Company engineers retained the US Legacy's sohc four-valve head design (Japanese cars get a dohc turbo 2.0 L) to keep weight and complexcity to a minimum, while preserving low-end torque. They added more and larger coolant passages on the intake side of the head, while changing the shape and spacing of those on the exhaust side. Greater coolant flow was the result. And both the head gasket and valve seat material have been strengthened to cope with the increased stress. The IHI turbochargers' wastegate is tied into the engine management system, and limits boost to 8.7 [lb/in.sup.2]. Crankshaft and camshaft angle, spark knock, throttle opening, vehicle speed, manifold pressure and exhaust content are monitored. The crank and cam sensors are used to determine spark onset and duration through the twin-coil ignition system.

Sequential multi-point fuel injection with larger injectors and a hot wire air flow meter are also part of the turbo package. To handle the increased thermal load, both the radiator and twin cooling fans have been upsized. Subaru engineers also added a coolant expansion tank that uses convection currents to cool the turbo after shut down.

On the run, a hood scoop feeds cool air to the turbo. To handle the power (the turbo engine produces 160 hp @ 5600 rpm, and 181 lb/ft of torque @ 2800 rpm), both the five-speed manual and four-speed automatic transmissions have been modified. All of the five-speed's gears have been shot-peened, and the mainshaft bearings have been changed to a 'double-angular' design. The gearbox case was also modified to accept a hydraulic clutch release fork, shaft and cylinder because company engineers felt a cable-operated design's pedal effort would be too high for this. (This change also prevented use of Subaru's "hill-holder" feature.) Also modified were teh flywheel, pressure plate, clutch disk and pedal box.

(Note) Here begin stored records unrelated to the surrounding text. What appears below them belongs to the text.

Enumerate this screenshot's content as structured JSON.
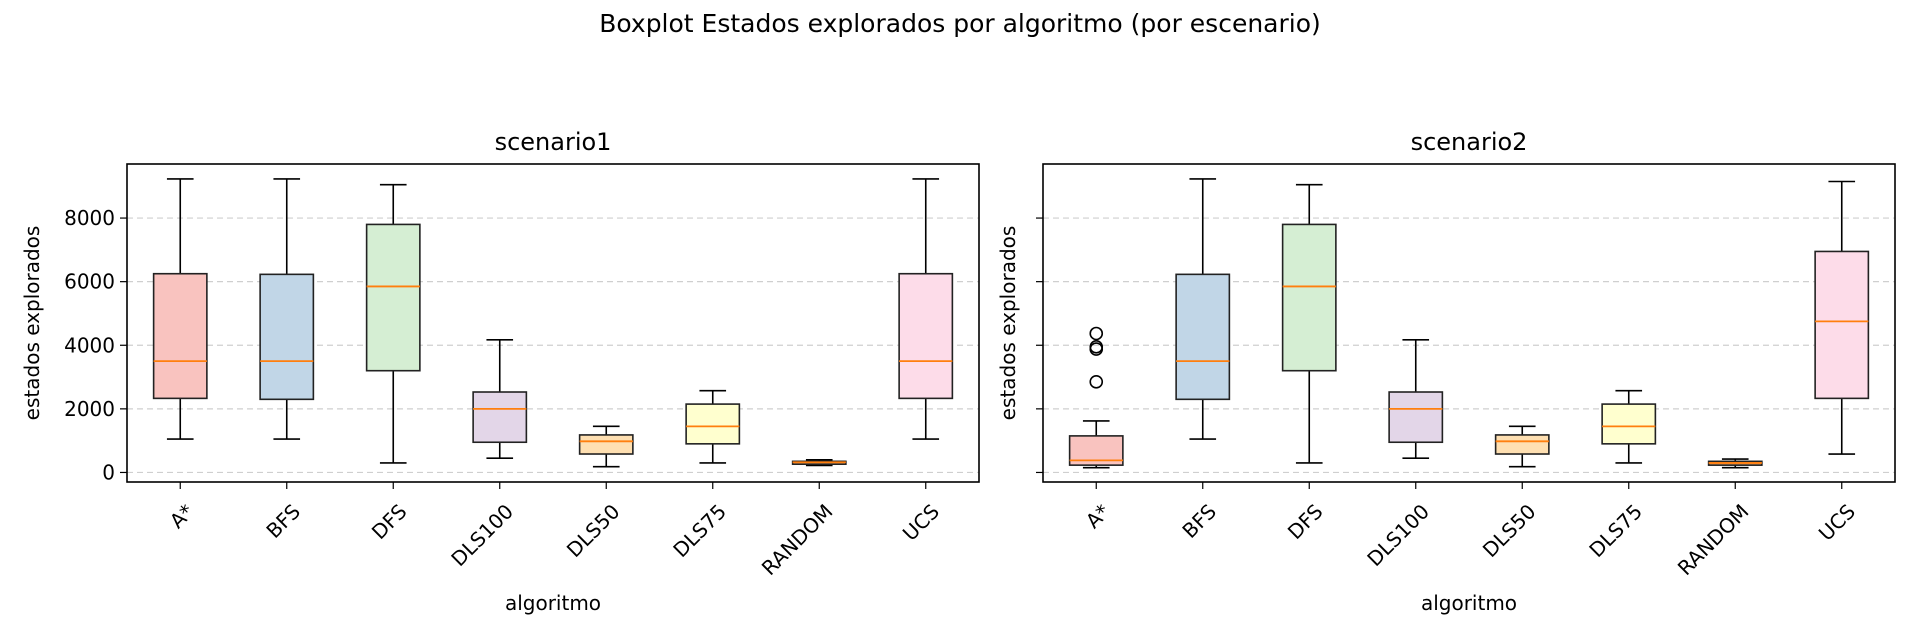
{
  "figure": {
    "suptitle": "Boxplot Estados explorados por algoritmo (por escenario)"
  },
  "chart_data": [
    {
      "type": "box",
      "title": "scenario1",
      "xlabel": "algoritmo",
      "ylabel": "estados explorados",
      "ylim": [
        -300,
        9700
      ],
      "yticks": [
        0,
        2000,
        4000,
        6000,
        8000
      ],
      "show_ytick_labels": true,
      "grid": "y-dashed",
      "categories": [
        "A*",
        "BFS",
        "DFS",
        "DLS100",
        "DLS50",
        "DLS75",
        "RANDOM",
        "UCS"
      ],
      "colors": [
        "#f9c3bf",
        "#c1d6e7",
        "#d5eed3",
        "#e3d6e8",
        "#fedfb1",
        "#ffffcf",
        "#f6ac6c",
        "#fddce9"
      ],
      "median_color": "#ff7f0e",
      "boxes": [
        {
          "whislo": 1050,
          "q1": 2330,
          "median": 3500,
          "q3": 6250,
          "whishi": 9230,
          "fliers": []
        },
        {
          "whislo": 1050,
          "q1": 2300,
          "median": 3500,
          "q3": 6230,
          "whishi": 9230,
          "fliers": []
        },
        {
          "whislo": 300,
          "q1": 3200,
          "median": 5850,
          "q3": 7800,
          "whishi": 9050,
          "fliers": []
        },
        {
          "whislo": 450,
          "q1": 950,
          "median": 2000,
          "q3": 2530,
          "whishi": 4170,
          "fliers": []
        },
        {
          "whislo": 180,
          "q1": 580,
          "median": 980,
          "q3": 1180,
          "whishi": 1450,
          "fliers": []
        },
        {
          "whislo": 300,
          "q1": 900,
          "median": 1450,
          "q3": 2150,
          "whishi": 2570,
          "fliers": []
        },
        {
          "whislo": 220,
          "q1": 260,
          "median": 320,
          "q3": 350,
          "whishi": 400,
          "fliers": []
        },
        {
          "whislo": 1050,
          "q1": 2330,
          "median": 3500,
          "q3": 6250,
          "whishi": 9230,
          "fliers": []
        }
      ]
    },
    {
      "type": "box",
      "title": "scenario2",
      "xlabel": "algoritmo",
      "ylabel": "estados explorados",
      "ylim": [
        -300,
        9700
      ],
      "yticks": [
        0,
        2000,
        4000,
        6000,
        8000
      ],
      "show_ytick_labels": false,
      "grid": "y-dashed",
      "categories": [
        "A*",
        "BFS",
        "DFS",
        "DLS100",
        "DLS50",
        "DLS75",
        "RANDOM",
        "UCS"
      ],
      "colors": [
        "#f9c3bf",
        "#c1d6e7",
        "#d5eed3",
        "#e3d6e8",
        "#fedfb1",
        "#ffffcf",
        "#f6ac6c",
        "#fddce9"
      ],
      "median_color": "#ff7f0e",
      "boxes": [
        {
          "whislo": 150,
          "q1": 230,
          "median": 380,
          "q3": 1150,
          "whishi": 1620,
          "fliers": [
            2850,
            3880,
            3950,
            4370
          ]
        },
        {
          "whislo": 1050,
          "q1": 2300,
          "median": 3500,
          "q3": 6230,
          "whishi": 9230,
          "fliers": []
        },
        {
          "whislo": 300,
          "q1": 3200,
          "median": 5850,
          "q3": 7800,
          "whishi": 9050,
          "fliers": []
        },
        {
          "whislo": 450,
          "q1": 950,
          "median": 2000,
          "q3": 2530,
          "whishi": 4170,
          "fliers": []
        },
        {
          "whislo": 180,
          "q1": 580,
          "median": 980,
          "q3": 1180,
          "whishi": 1450,
          "fliers": []
        },
        {
          "whislo": 300,
          "q1": 900,
          "median": 1450,
          "q3": 2150,
          "whishi": 2570,
          "fliers": []
        },
        {
          "whislo": 150,
          "q1": 230,
          "median": 300,
          "q3": 350,
          "whishi": 420,
          "fliers": []
        },
        {
          "whislo": 580,
          "q1": 2330,
          "median": 4750,
          "q3": 6950,
          "whishi": 9150,
          "fliers": []
        }
      ]
    }
  ]
}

However, the changes do nothing to help damp the low frequency vibration and growl endemic to Subaru's flat engines, something the automatic accomplishes with ease. Thus the five-speed's refinement levels are lower.

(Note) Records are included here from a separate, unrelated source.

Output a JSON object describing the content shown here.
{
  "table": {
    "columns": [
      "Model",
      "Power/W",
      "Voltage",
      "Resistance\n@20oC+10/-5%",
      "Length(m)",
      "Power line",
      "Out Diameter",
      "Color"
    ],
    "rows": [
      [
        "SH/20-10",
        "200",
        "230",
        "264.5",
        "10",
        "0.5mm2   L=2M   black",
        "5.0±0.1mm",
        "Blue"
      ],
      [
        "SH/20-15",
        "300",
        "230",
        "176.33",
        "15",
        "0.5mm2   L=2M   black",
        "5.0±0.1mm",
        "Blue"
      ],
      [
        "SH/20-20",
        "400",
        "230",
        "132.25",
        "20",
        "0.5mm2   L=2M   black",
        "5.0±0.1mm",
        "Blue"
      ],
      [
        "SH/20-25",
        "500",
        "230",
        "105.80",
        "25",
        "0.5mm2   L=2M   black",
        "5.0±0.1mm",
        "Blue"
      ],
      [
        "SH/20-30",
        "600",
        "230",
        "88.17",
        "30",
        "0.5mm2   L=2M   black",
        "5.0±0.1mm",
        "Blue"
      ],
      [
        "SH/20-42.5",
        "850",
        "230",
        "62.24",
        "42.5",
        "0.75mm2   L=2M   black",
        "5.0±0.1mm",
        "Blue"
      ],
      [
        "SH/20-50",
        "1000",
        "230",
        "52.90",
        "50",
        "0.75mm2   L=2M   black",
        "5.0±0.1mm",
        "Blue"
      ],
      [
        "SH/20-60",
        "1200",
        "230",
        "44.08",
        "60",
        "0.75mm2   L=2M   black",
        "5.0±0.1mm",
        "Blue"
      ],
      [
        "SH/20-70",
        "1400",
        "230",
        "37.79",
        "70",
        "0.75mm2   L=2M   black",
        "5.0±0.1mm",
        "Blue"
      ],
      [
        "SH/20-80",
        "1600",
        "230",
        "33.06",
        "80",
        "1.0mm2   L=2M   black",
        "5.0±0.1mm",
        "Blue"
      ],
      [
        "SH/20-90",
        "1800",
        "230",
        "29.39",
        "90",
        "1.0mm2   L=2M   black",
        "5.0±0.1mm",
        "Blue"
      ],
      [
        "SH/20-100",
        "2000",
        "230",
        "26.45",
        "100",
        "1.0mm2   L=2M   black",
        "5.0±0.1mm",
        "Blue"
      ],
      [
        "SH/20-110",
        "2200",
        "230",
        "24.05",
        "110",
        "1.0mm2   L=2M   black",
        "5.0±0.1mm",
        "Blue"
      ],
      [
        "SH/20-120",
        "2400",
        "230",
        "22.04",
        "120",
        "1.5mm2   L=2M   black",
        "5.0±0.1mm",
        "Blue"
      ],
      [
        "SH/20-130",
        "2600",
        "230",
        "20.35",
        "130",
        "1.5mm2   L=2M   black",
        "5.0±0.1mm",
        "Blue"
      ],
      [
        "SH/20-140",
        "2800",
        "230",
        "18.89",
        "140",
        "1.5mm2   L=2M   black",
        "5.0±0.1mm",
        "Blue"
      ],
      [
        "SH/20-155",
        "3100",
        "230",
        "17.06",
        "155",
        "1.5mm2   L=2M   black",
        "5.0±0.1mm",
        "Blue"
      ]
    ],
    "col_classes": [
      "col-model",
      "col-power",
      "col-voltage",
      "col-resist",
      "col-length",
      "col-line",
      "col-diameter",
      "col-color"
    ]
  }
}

Beyond absorbing the flat-four's discordance, the 4EAT four-speed autmatic transmission effectively masks the turbo engine's slight 'peakiness.' But unlike other Japanese automatics, Subaru's system does away with 'power' and 'economy' buttons, and uses a logic circuit that chooses the correct setting by how quickly the accelerator is depressed instead. As is the Sport Sedan itself.

Especially when fitted with the autmatic, it acts like a less expensive -- and quicker -- Audi 90 Quattro. With 210 mm (8.26 in.) of suspension travel, the sporty Legacy soaks up bumps with ease, and leaves only the driver aware the Sport Sedan's speed. Even more proof that the words 'Subaru' and 'sports sedan' do belong together.